8.)  Gelingende Demokratie in einer pluralistischen Gesellschaft verlangt nach einem Fundament von Gemeinsamkeiten, nach einer gemeinsamen Antwort auf die Frage nach ihrer politischen Identität. Um der Zukunft der Demokratie willen müssen wir uns immer wieder neu des ethischen und kulturellen Fundaments der Demokratie als politischer Lebensform der Freiheit vergewissern. Gerade in umkämpften Zeiten, in zersplitterter Kommunikation, angesichts von zunehmender sozialer, kultureller und weltanschaulicher Heterogenität haben wir nach dem „Wir“ der politischen Gemeinschaft zu fragen: Je pluralistischer eine Gesellschaft, je streitiger eine Demokratie ist, umso wichtiger werden fundamentale  Gemeinsamkeiten, umso mehr müssen wir uns darum kümmern, dass die geschwächten gesellschaftlichen Kohäsionskräfte wieder gestärkt werden!

9.)  Die Verteidigung und Stärkung der Demokratie ist deshalb wesentlich auch eine kulturelle Aufgabe. Eine pluralistische und zunehmend heterogener werdende Gesellschaft ist geprägt durch Wert- und Identitäts-Konflikte, also durch Kulturkonflikte. Damit haben wir weniger (positive) Erfahrungen als mit der Austragung von (sozialökonomischen) Interessenskonflikten. In welcher Sprache tragen wir sie aus – zwischen falschem Korrektheitskorsett einerseits und der Sprache der Ausschließung, der Aggressivität, des Hasses andererseits. Darüber müssen wir reden!
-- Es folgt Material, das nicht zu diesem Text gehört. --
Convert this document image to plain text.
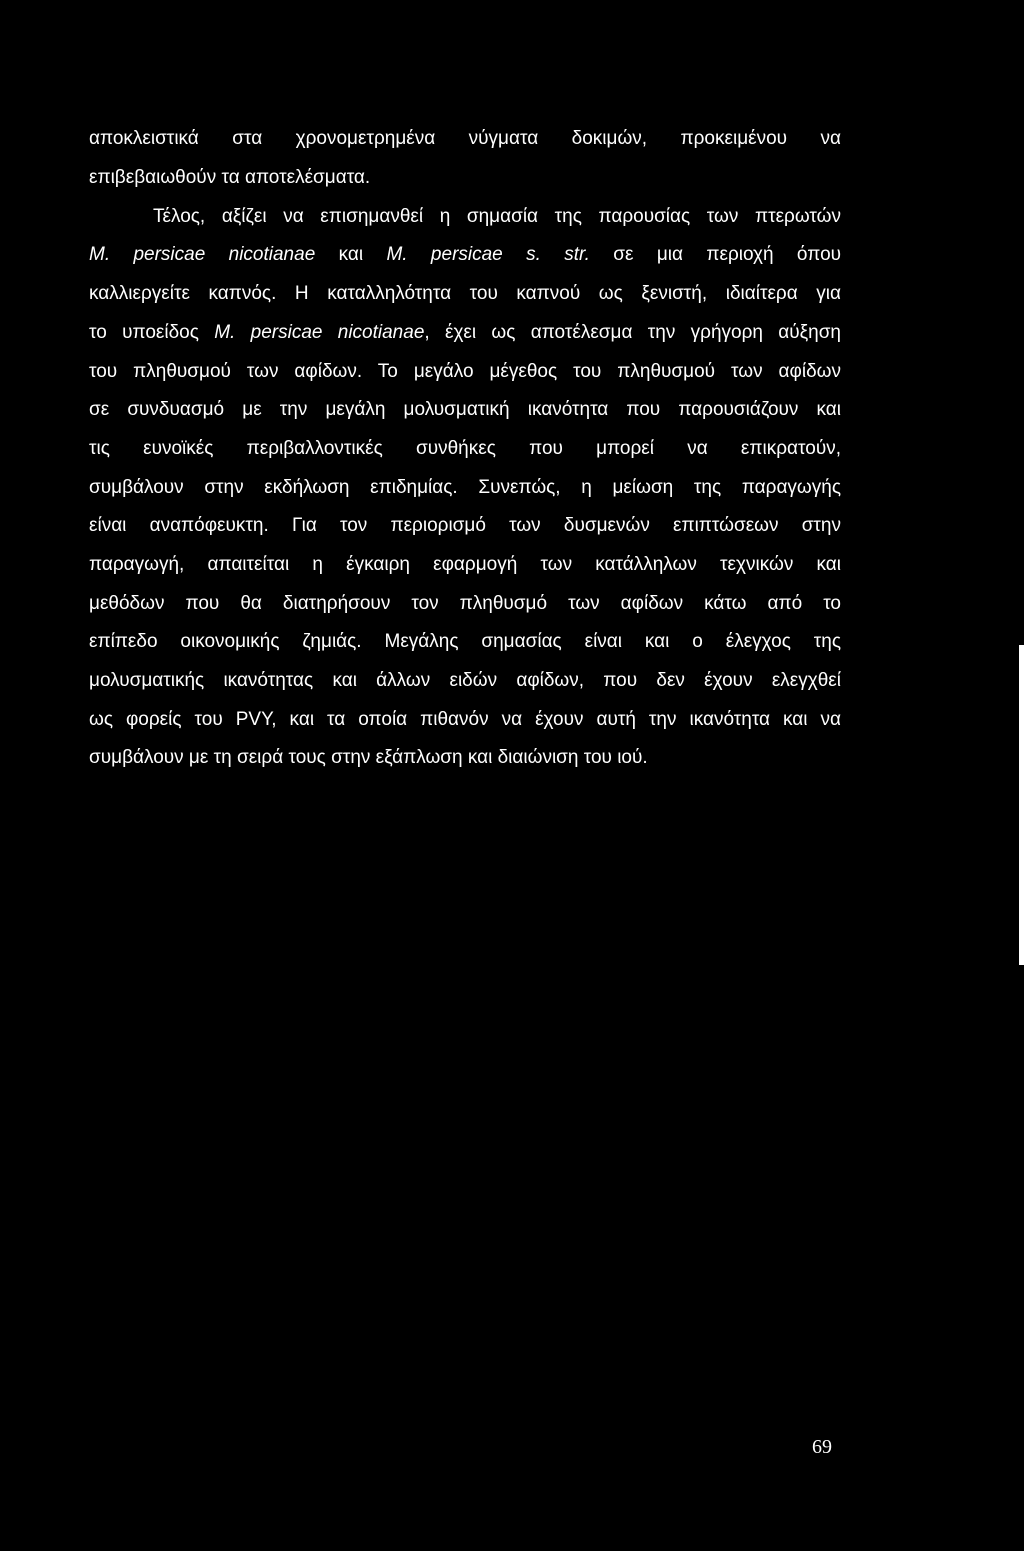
αποκλειστικά στα χρονομετρημένα νύγματα δοκιμών, προκειμένου να
επιβεβαιωθούν τα αποτελέσματα.
Τέλος, αξίζει να επισημανθεί η σημασία της παρουσίας των πτερωτών
M. persicae nicotianae και M. persicae s. str. σε μια περιοχή όπου
καλλιεργείτε καπνός. Η καταλληλότητα του καπνού ως ξενιστή, ιδιαίτερα για
το υποείδος M. persicae nicotianae, έχει ως αποτέλεσμα την γρήγορη αύξηση
του πληθυσμού των αφίδων. Το μεγάλο μέγεθος του πληθυσμού των αφίδων
σε συνδυασμό με την μεγάλη μολυσματική ικανότητα που παρουσιάζουν και
τις ευνοϊκές περιβαλλοντικές συνθήκες που μπορεί να επικρατούν,
συμβάλουν στην εκδήλωση επιδημίας. Συνεπώς, η μείωση της παραγωγής
είναι αναπόφευκτη. Για τον περιορισμό των δυσμενών επιπτώσεων στην
παραγωγή, απαιτείται η έγκαιρη εφαρμογή των κατάλληλων τεχνικών και
μεθόδων που θα διατηρήσουν τον πληθυσμό των αφίδων κάτω από το
επίπεδο οικονομικής ζημιάς. Μεγάλης σημασίας είναι και ο έλεγχος της
μολυσματικής ικανότητας και άλλων ειδών αφίδων, που δεν έχουν ελεγχθεί
ως φορείς του PVY, και τα οποία πιθανόν να έχουν αυτή την ικανότητα και να
συμβάλουν με τη σειρά τους στην εξάπλωση και διαιώνιση του ιού.
69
Wie ermöglichen wir die Erfahrung des Gehörtwerdens (und überwinden das Gefühl, „die da oben wissen nichts von uns, die verstehen uns nicht…“)?

10.) Demokratie ist Streit, ist Debatte. Sie wird schwieriger angesichts von Rechtspopulisten und –Extremisten in den Parlamenten und angesichts der aggressiven Stimmung im Alltag. Wie gelingt ein demokratischer Diskurs in solchen Zeiten und mit wütenden Bürgern und rechtspopulistischen Ideologen? Es geht darum, die richtige Mischung zu finden zwischen Verstehens-Orientierung und Konfrontations­bereitschaft. Beschimpfungen und Stigmatisierungen helfen nicht. Das Gespräch zu führen ist übrigens nicht nur Aufgabe von Politikern, sondern es ist Bürgeraufgabe. Als Demokraten sollten wir immer wieder neu versuchen, „Hermeneuten der Wut“ (Bernhard Pörksen) zu werden.

Zum Schluss. Wir sollten dabei immer auf Unterscheidungen achten: Angst und Hass sind sehr verschiedene Emotionen. Angst überwindet man nicht durch Schulterklopfen oder Beschimpfungen, sondern durch Aufklärung, durch Gespräch, durch Begegnungen, durch gemeinsames Handeln. Hass (gegen Fremde, gegen Ausländer, gegen Juden, gegen Demokraten) haben wir offensiv und selbstbewusst zu begegnen und zu widersprechen. Die Artikulation von Besorgnissen ist etwas gänzlich anderes als Hetze. Demokraten sollten in jedem Fall auf solche Unterscheidungen achten und danach handeln.